With its mixture of recitative and arioso, Haydn’s Arianna a Naxos scene can grow tedious. But DiDonato’s remarkable evolution as an actress now allows her to convey dramatic precision while respecting the music’s classical outlines. Where she might have pushed her voice harder in years past, she now seems to look more deeply into her vocal core for fine shades of emotion that catch the most minute change of mood. If there’s a single moment that illustrates DiDonato’s growth from an effective artist to one who achieves greatness, it’s the vocal decrescendo that suggests her lover’s ships fading into the horizon. Such things can be gimmicky, but here DiDonato conveys the cold slap of reality: he’s not coming back – an effect underscored by reverberent recorded sound that conveys just how alone Ariadne is.
The harmonic extravagance of I canti della Sera, a song-cycle by Francesco Santoliquido (1883-1971) that feels like theatrically astute Rachmaninov, shows how DiDonato and Pappano effectively cut away anything that’s interpretatively extraneous – in one of the few recordings anywhere of this once-acclaimed composer who fell into eclipse for his Fascist politics. The shamelessly lyrical Ernest de Curtis (1875-1937) could easily be cabaret music. But, as in the two Rossini trifles on the disc, the specificity of DiDonato’s conviction breaks through one’s preconceived notions about the respective genres.
Because these performances feel so right, the mis-steps in the second disc’s popular songs seem more obvious, suggesting that the diva is slumming it (even though she knows better). The first song group begins with a downright celestial version of Stephen Foster’s ‘Beautiful Dreamer’, arranged by David Krane with Impressionist chords suggesting Ives’s Central Park in the Dark. It’s also here that DiDonato’s voice has an expecially attractive plaintive quality, her small, quick vibrato recalling Frederica von Stade’s prime.
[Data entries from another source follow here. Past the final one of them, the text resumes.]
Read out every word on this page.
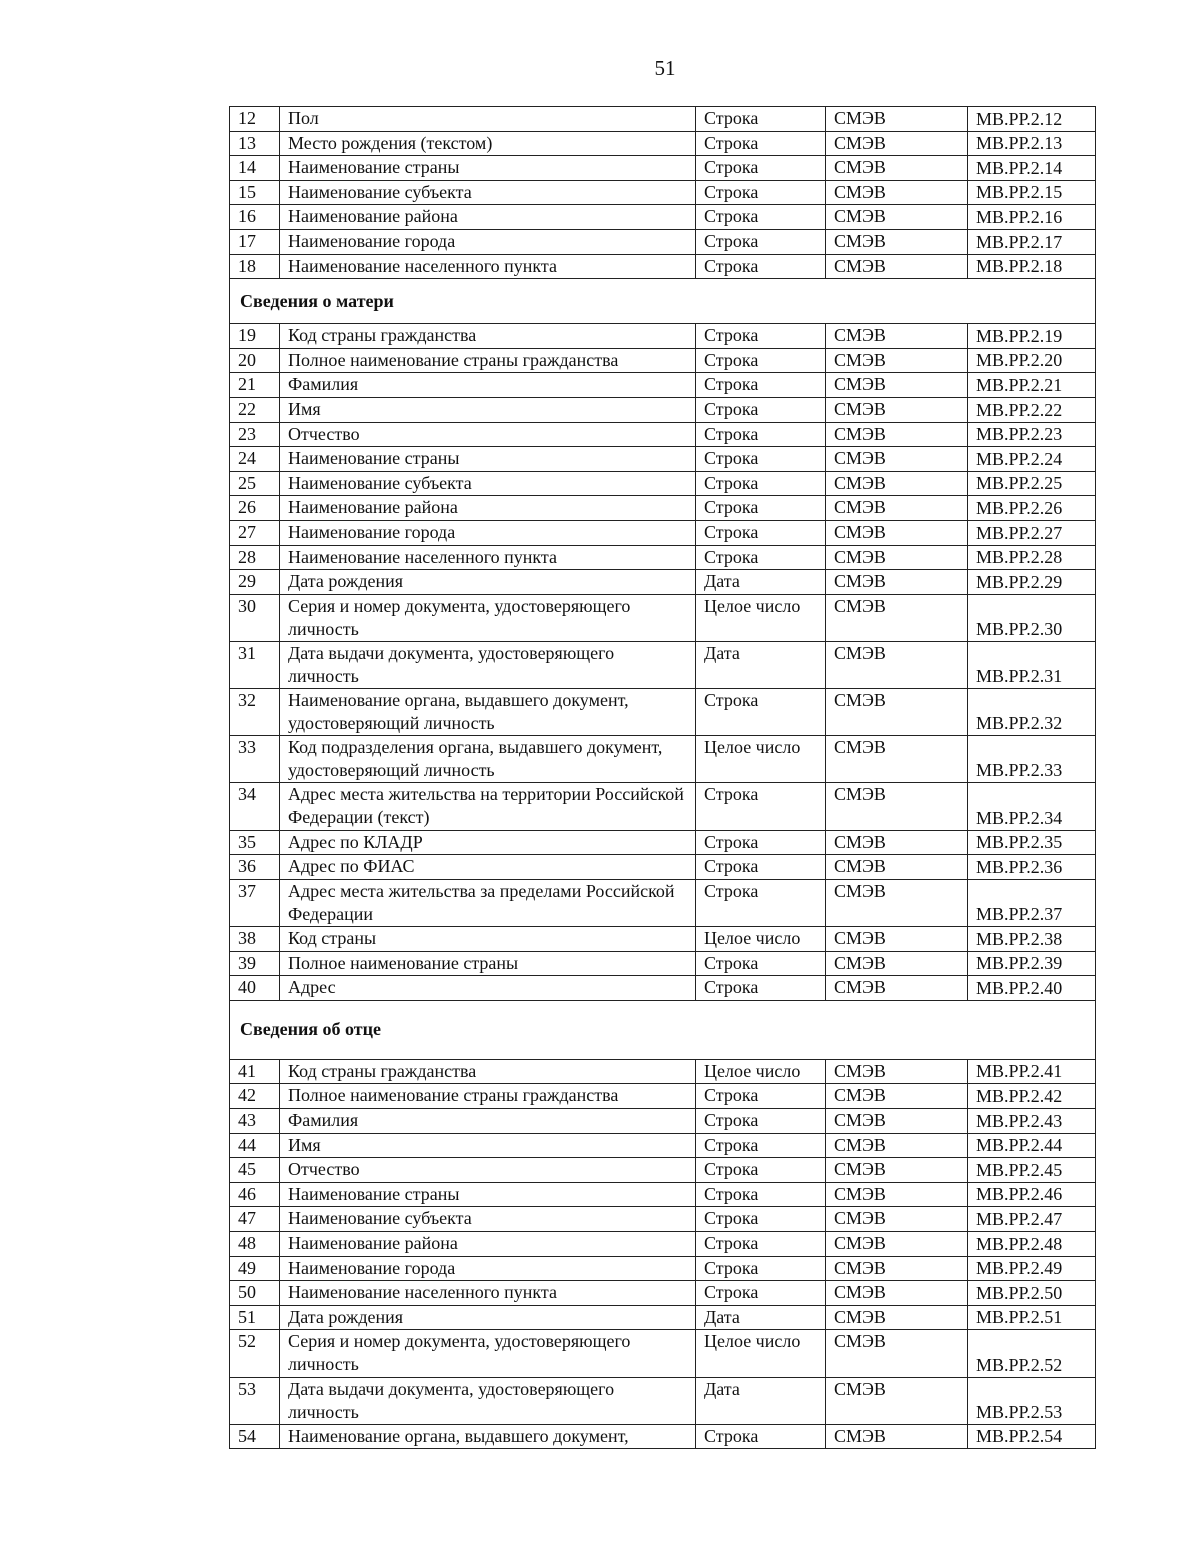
51
12	Пол	Строка	СМЭВ	МВ.РР.2.12
13	Место рождения (текстом)	Строка	СМЭВ	МВ.РР.2.13
14	Наименование страны	Строка	СМЭВ	МВ.РР.2.14
15	Наименование субъекта	Строка	СМЭВ	МВ.РР.2.15
16	Наименование района	Строка	СМЭВ	МВ.РР.2.16
17	Наименование города	Строка	СМЭВ	МВ.РР.2.17
18	Наименование населенного пункта	Строка	СМЭВ	МВ.РР.2.18
Сведения о матери				
19	Код страны гражданства	Строка	СМЭВ	МВ.РР.2.19
20	Полное наименование страны гражданства	Строка	СМЭВ	МВ.РР.2.20
21	Фамилия	Строка	СМЭВ	МВ.РР.2.21
22	Имя	Строка	СМЭВ	МВ.РР.2.22
23	Отчество	Строка	СМЭВ	МВ.РР.2.23
24	Наименование страны	Строка	СМЭВ	МВ.РР.2.24
25	Наименование субъекта	Строка	СМЭВ	МВ.РР.2.25
26	Наименование района	Строка	СМЭВ	МВ.РР.2.26
27	Наименование города	Строка	СМЭВ	МВ.РР.2.27
28	Наименование населенного пункта	Строка	СМЭВ	МВ.РР.2.28
29	Дата рождения	Дата	СМЭВ	МВ.РР.2.29
30	Серия и номер документа, удостоверяющего личность	Целое число	СМЭВ	МВ.РР.2.30
31	Дата выдачи документа, удостоверяющего личность	Дата	СМЭВ	МВ.РР.2.31
32	Наименование органа, выдавшего документ, удостоверяющий личность	Строка	СМЭВ	МВ.РР.2.32
33	Код подразделения органа, выдавшего документ, удостоверяющий личность	Целое число	СМЭВ	МВ.РР.2.33
34	Адрес места жительства на территории Российской Федерации (текст)	Строка	СМЭВ	МВ.РР.2.34
35	Адрес по КЛАДР	Строка	СМЭВ	МВ.РР.2.35
36	Адрес по ФИАС	Строка	СМЭВ	МВ.РР.2.36
37	Адрес места жительства за пределами Российской Федерации	Строка	СМЭВ	МВ.РР.2.37
38	Код страны	Целое число	СМЭВ	МВ.РР.2.38
39	Полное наименование страны	Строка	СМЭВ	МВ.РР.2.39
40	Адрес	Строка	СМЭВ	МВ.РР.2.40
Сведения об отце				
41	Код страны гражданства	Целое число	СМЭВ	МВ.РР.2.41
42	Полное наименование страны гражданства	Строка	СМЭВ	МВ.РР.2.42
43	Фамилия	Строка	СМЭВ	МВ.РР.2.43
44	Имя	Строка	СМЭВ	МВ.РР.2.44
45	Отчество	Строка	СМЭВ	МВ.РР.2.45
46	Наименование страны	Строка	СМЭВ	МВ.РР.2.46
47	Наименование субъекта	Строка	СМЭВ	МВ.РР.2.47
48	Наименование района	Строка	СМЭВ	МВ.РР.2.48
49	Наименование города	Строка	СМЭВ	МВ.РР.2.49
50	Наименование населенного пункта	Строка	СМЭВ	МВ.РР.2.50
51	Дата рождения	Дата	СМЭВ	МВ.РР.2.51
52	Серия и номер документа, удостоверяющего личность	Целое число	СМЭВ	МВ.РР.2.52
53	Дата выдачи документа, удостоверяющего личность	Дата	СМЭВ	МВ.РР.2.53
54	Наименование органа, выдавшего документ,	Строка	СМЭВ	МВ.РР.2.54
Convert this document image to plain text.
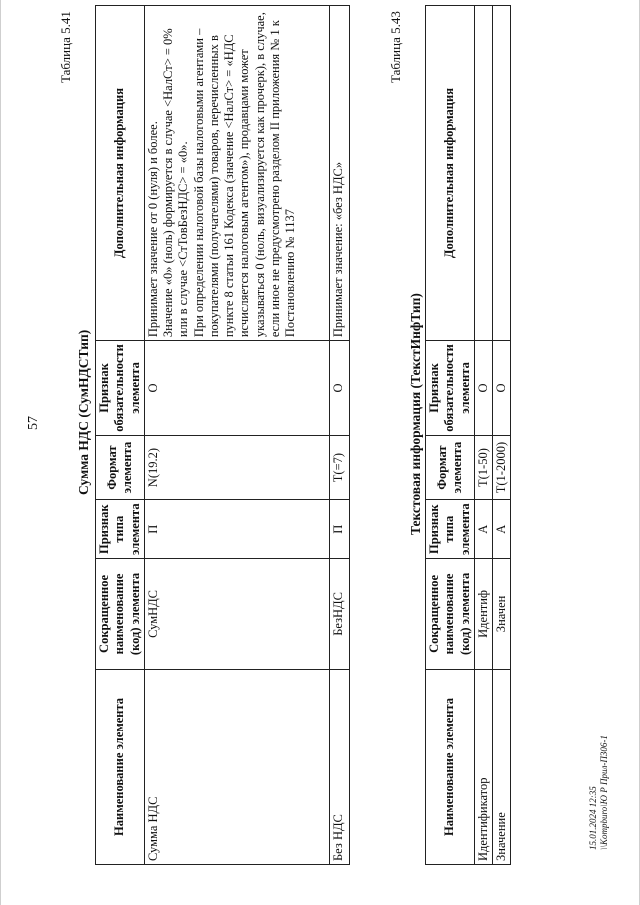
57
Таблица 5.41
Сумма НДС (СумНДСТип)
Наименование элемента	Сокращенное наименование (код) элемента	Признак типа элемента	Формат элемента	Признак обязательности элемента	Дополнительная информация
Сумма НДС	СумНДС	П	N(19.2)	О	Принимает значение от 0 (нуля) и более.
Значение «0» (ноль) формируется в случае <НалСт> = 0% или в случае <СтТовБезНДС> = «0».
При определении налоговой базы налоговыми агентами – покупателями (получателями) товаров, перечисленных в пункте 8 статьи 161 Кодекса (значение <НалСт> = «НДС исчисляется налоговым агентом»), продавцами может указываться 0 (ноль, визуализируется как прочерк), в случае, если иное не предусмотрено разделом II приложения № 1 к Постановлению № 1137
Без НДС	БезНДС	П	T(=7)	О	Принимает значение: «без НДС»
Таблица 5.43
Текстовая информация (ТекстИнфТип)
Наименование элемента	Сокращенное наименование (код) элемента	Признак типа элемента	Формат элемента	Признак обязательности элемента	Дополнительная информация
Идентификатор	Идентиф	А	T(1-50)	О	
Значение	Значен	А	T(1-2000)	О	
15.01.2024 12:35 \\Kompburo\Ю Р Прил-П306-1
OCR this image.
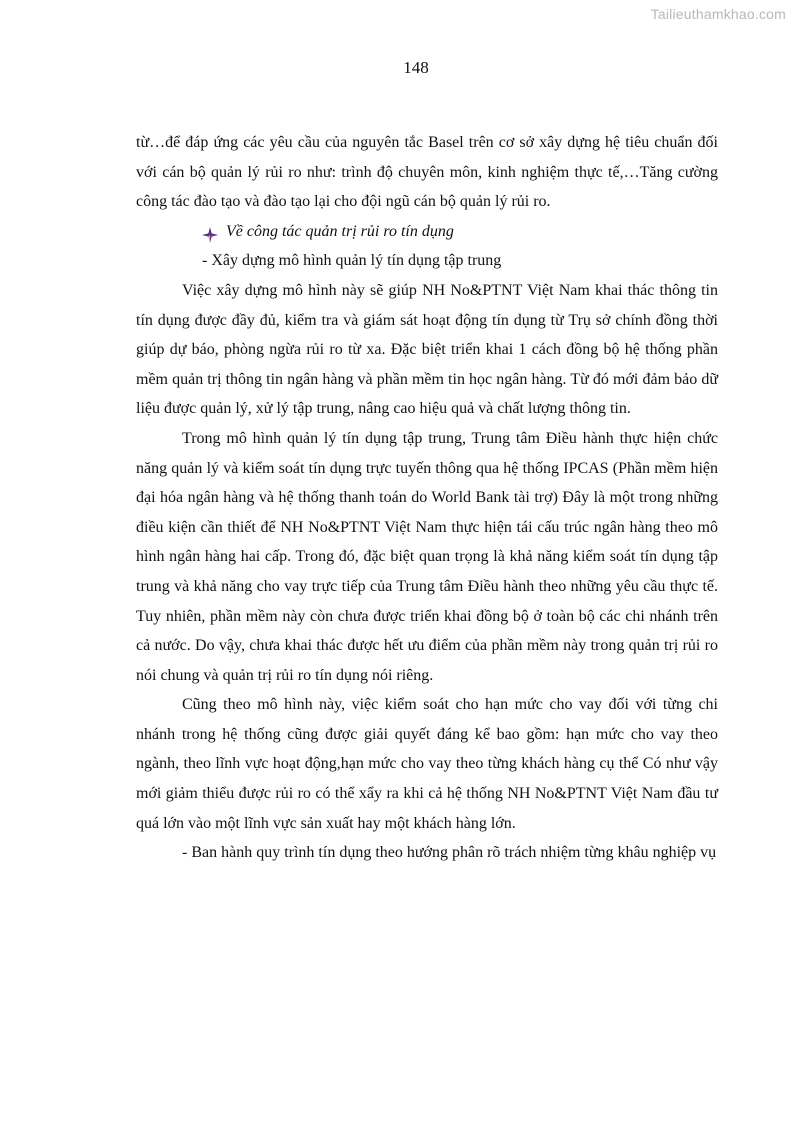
Tailieuthamkhao.com
148

từ…để đáp ứng các yêu cầu của nguyên tắc Basel trên cơ sở xây dựng hệ tiêu chuẩn đối với cán bộ quản lý rủi ro như: trình độ chuyên môn, kinh nghiệm thực tế,…Tăng cường công tác đào tạo và đào tạo lại cho đội ngũ cán bộ quản lý rủi ro.

Về công tác quản trị rủi ro tín dụng

- Xây dựng mô hình quản lý tín dụng tập trung

Việc xây dựng mô hình này sẽ giúp NH No&PTNT Việt Nam khai thác thông tin tín dụng được đầy đủ, kiểm tra và giám sát hoạt động tín dụng từ Trụ sở chính đồng thời giúp dự báo, phòng ngừa rủi ro từ xa. Đặc biệt triển khai 1 cách đồng bộ hệ thống phần mềm quản trị thông tin ngân hàng và phần mềm tin học ngân hàng. Từ đó mới đảm bảo dữ liệu được quản lý, xử lý tập trung, nâng cao hiệu quả và chất lượng thông tin.

Trong mô hình quản lý tín dụng tập trung, Trung tâm Điều hành thực hiện chức năng quản lý và kiểm soát tín dụng trực tuyến thông qua hệ thống IPCAS (Phần mềm hiện đại hóa ngân hàng và hệ thống thanh toán do World Bank tài trợ) Đây là một trong những điều kiện cần thiết để NH No&PTNT Việt Nam thực hiện tái cấu trúc ngân hàng theo mô hình ngân hàng hai cấp. Trong đó, đặc biệt quan trọng là khả năng kiểm soát tín dụng tập trung và khả năng cho vay trực tiếp của Trung tâm Điều hành theo những yêu cầu thực tế. Tuy nhiên, phần mềm này còn chưa được triển khai đồng bộ ở toàn bộ các chi nhánh trên cả nước. Do vậy, chưa khai thác được hết ưu điểm của phần mềm này trong quản trị rủi ro nói chung và quản trị rủi ro tín dụng nói riêng.

Cũng theo mô hình này, việc kiểm soát cho hạn mức cho vay đối với từng chi nhánh trong hệ thống cũng được giải quyết đáng kể bao gồm: hạn mức cho vay theo ngành, theo lĩnh vực hoạt động,hạn mức cho vay theo từng khách hàng cụ thể Có như vậy mới giảm thiểu được rủi ro có thể xẩy ra khi cả hệ thống NH No&PTNT Việt Nam đầu tư quá lớn vào một lĩnh vực sản xuất hay một khách hàng lớn.

- Ban hành quy trình tín dụng theo hướng phân rõ trách nhiệm từng khâu nghiệp vụ
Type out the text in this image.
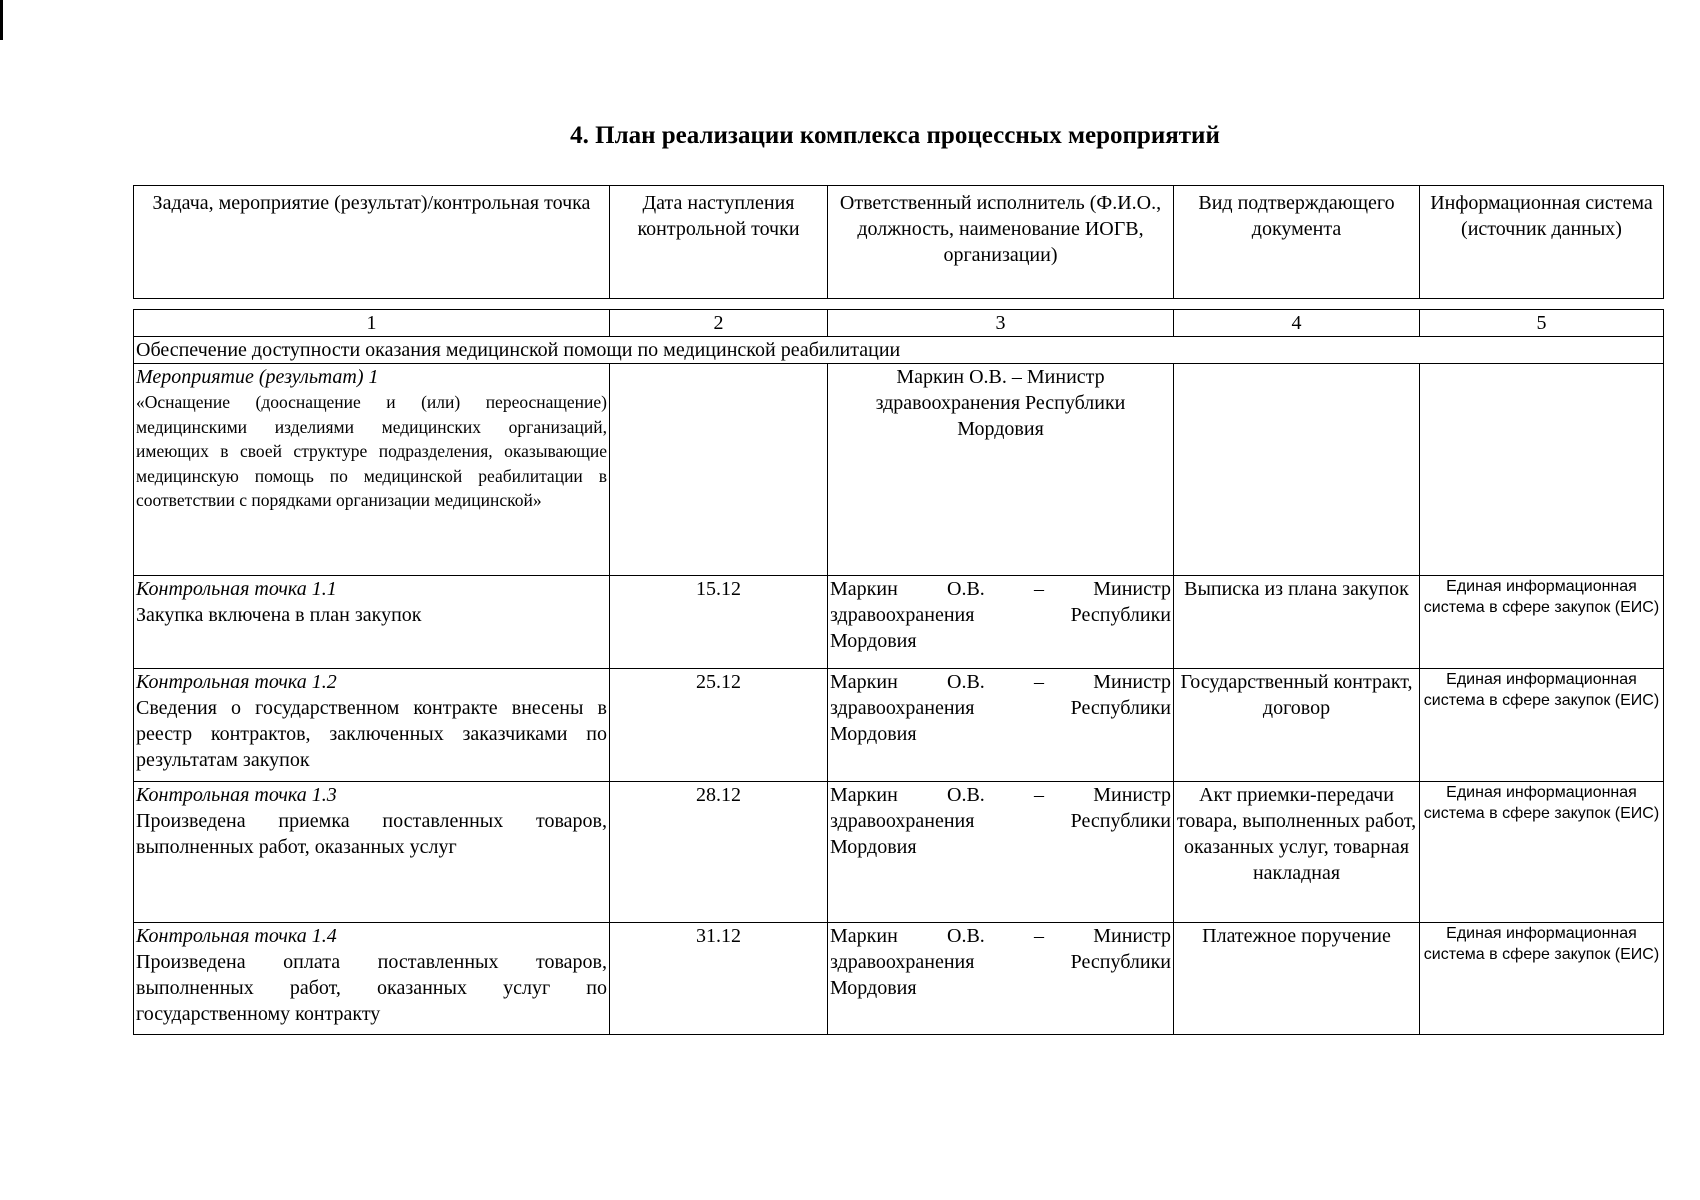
4. План реализации комплекса процессных мероприятий
Задача, мероприятие (результат)/контрольная точка	Дата наступления контрольной точки	Ответственный исполнитель (Ф.И.О., должность, наименование ИОГВ, организации)	Вид подтверждающего документа	Информационная система (источник данных)
1	2	3	4	5
Обеспечение доступности оказания медицинской помощи по медицинской реабилитации				

Мероприятие (результат) 1
«Оснащение (дооснащение и (или) переоснащение) медицинскими изделиями медицинских организаций, имеющих в своей структуре подразделения, оказывающие медицинскую помощь по медицинской реабилитации в соответствии с порядками организации медицинской»		Маркин О.В. – Министр здравоохранения Республики Мордовия		

Контрольная точка 1.1
Закупка включена в план закупок	15.12	Маркин О.В. – Министр здравоохранения Республики Мордовия	Выписка из плана закупок	Единая информационная система в сфере закупок (ЕИС)

Контрольная точка 1.2
Сведения о государственном контракте внесены в реестр контрактов, заключенных заказчиками по результатам закупок	25.12	Маркин О.В. – Министр здравоохранения Республики Мордовия	Государственный контракт, договор	Единая информационная система в сфере закупок (ЕИС)

Контрольная точка 1.3
Произведена приемка поставленных товаров, выполненных работ, оказанных услуг	28.12	Маркин О.В. – Министр здравоохранения Республики Мордовия	Акт приемки-передачи товара, выполненных работ, оказанных услуг, товарная накладная	Единая информационная система в сфере закупок (ЕИС)

Контрольная точка 1.4
Произведена оплата поставленных товаров, выполненных работ, оказанных услуг по государственному контракту	31.12	Маркин О.В. – Министр здравоохранения Республики Мордовия	Платежное поручение	Единая информационная система в сфере закупок (ЕИС)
Elsewhere, in song choices that include rarities by Celine Dougherty and Heitor Villa-Lobos, DiDonato and Pappano are increasingly cavalier in ways that no doubt made the live event great fun but distract from the music’s content. DiDonato certainly has the voice to give ‘A Lazy Afternoon’ the understated eroticism of Kaye Ballard (in the original 1954 cast album of The Golden Apple on RCA Victor), but seems only able to pull back in time for her standard encore, ‘Over the Rainbow’, an irresistible talisman for this Kansas-born mezzo who, unlike her Wizard of Oz counterpart, will rule our emerald cities for years to come.